The 23rd Sunday in Ordinary Time – A – 10 September 2023
Lectionary Readings: Ezek 33:7-9; Ps 94:1-2, 6-9; Rom 13:8-10; Matt 18:15-20
Theme: “For where two or three gather in my name, there am I with them.”

The gospel for today is most relevant to our present day Church concerns. In his ministry, Jesus constantly taught about the need for forgiveness, and here he speaks to his disciples about the importance of not only universal forgiveness, but the critical need for forgiveness within the Church itself. He calls them to welcome all people, even Gentiles and tax collectors, into the community if they believe in his message and his leadership among them. It reminds me of the message conveyed by Pope Francis at the recent World Youth Day as he led the participants in chanting, “All are welcome, all are welcome.” Everywhere we look there are fractures and divisions in our society. This filters down to all our institutions, including our local Churches, parishes, and even families and neighborhoods. The message of reconciliation in families, parishes, and countries is to find new ways to live together in peace and harmony under the guidance of our gracious and loving Creator. We are challenged to open our hearts and let those who are “least among us” find “a place at the table” – a place that offers rest, hope, compassion, and safety; a place they can find “home.” Throughout the world we see people searching for places to live and raise their families without fear and trauma coming from wars, weather events, and the domination of cruel dictators. Our readings remind us that what we see and experience today was also some of what our ancestors experienced as well. For so many of us, a big difference is that we “know” and “see” what is happening in real time or minutes later! We are bombarded on TV, blogs, and bully pulpits by vengeful accusations of those who see others to be sinful and wrong (p 245). Yet Jesus is the one who shows his disciples to advocate for the poor and downtrodden. Jesus calls us to change our ways and hearts and to work for inclusion, hospitality, and the good for all our sisters and brothers on our tiny planet. 

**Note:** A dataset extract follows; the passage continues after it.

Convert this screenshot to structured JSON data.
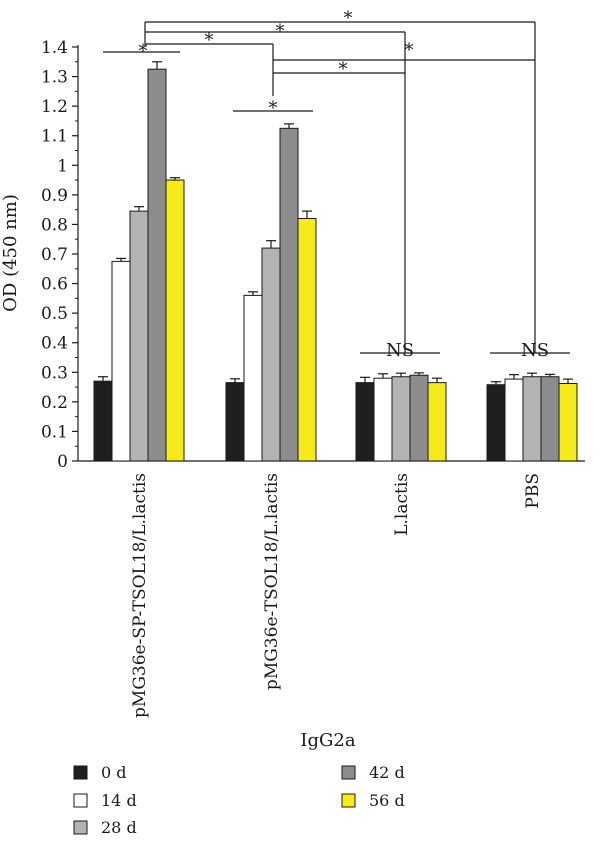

The first reading from Ezekiel echoes this same message as leaders are called to tell the people that they must change their ways from evil and do good to all their neighbors, even those who are foreigners. The Psalm response, “If today you hear God’s voice, harden not your hearts,” calls us to sing with joy and thanksgiving to our loving Creator God. Jesus is the Good Shepherd who invites us to follow his ways. He reminds us that where two or three are gathered in his name, he is present among us. This is Good News to spread far and wide this week.

For Reflection and Discussion: 1. As the school year begins, we often gather in new groups in our communities and churches. How can we make this experience one of acceptance and hope for each member? 2. What are the challenges our small communities face? How can we as imperfect people find ways to grow in patience, kindness, and acceptance towards all as loving members?

Bibliography: Nash, Rev. Penny. Naked and you Clothed Me: Homilies & Reflections for Cycle A, edited by James J Knipper, Clear Faith Publishing, Princeton, NJ, 2013, pp. 245-247.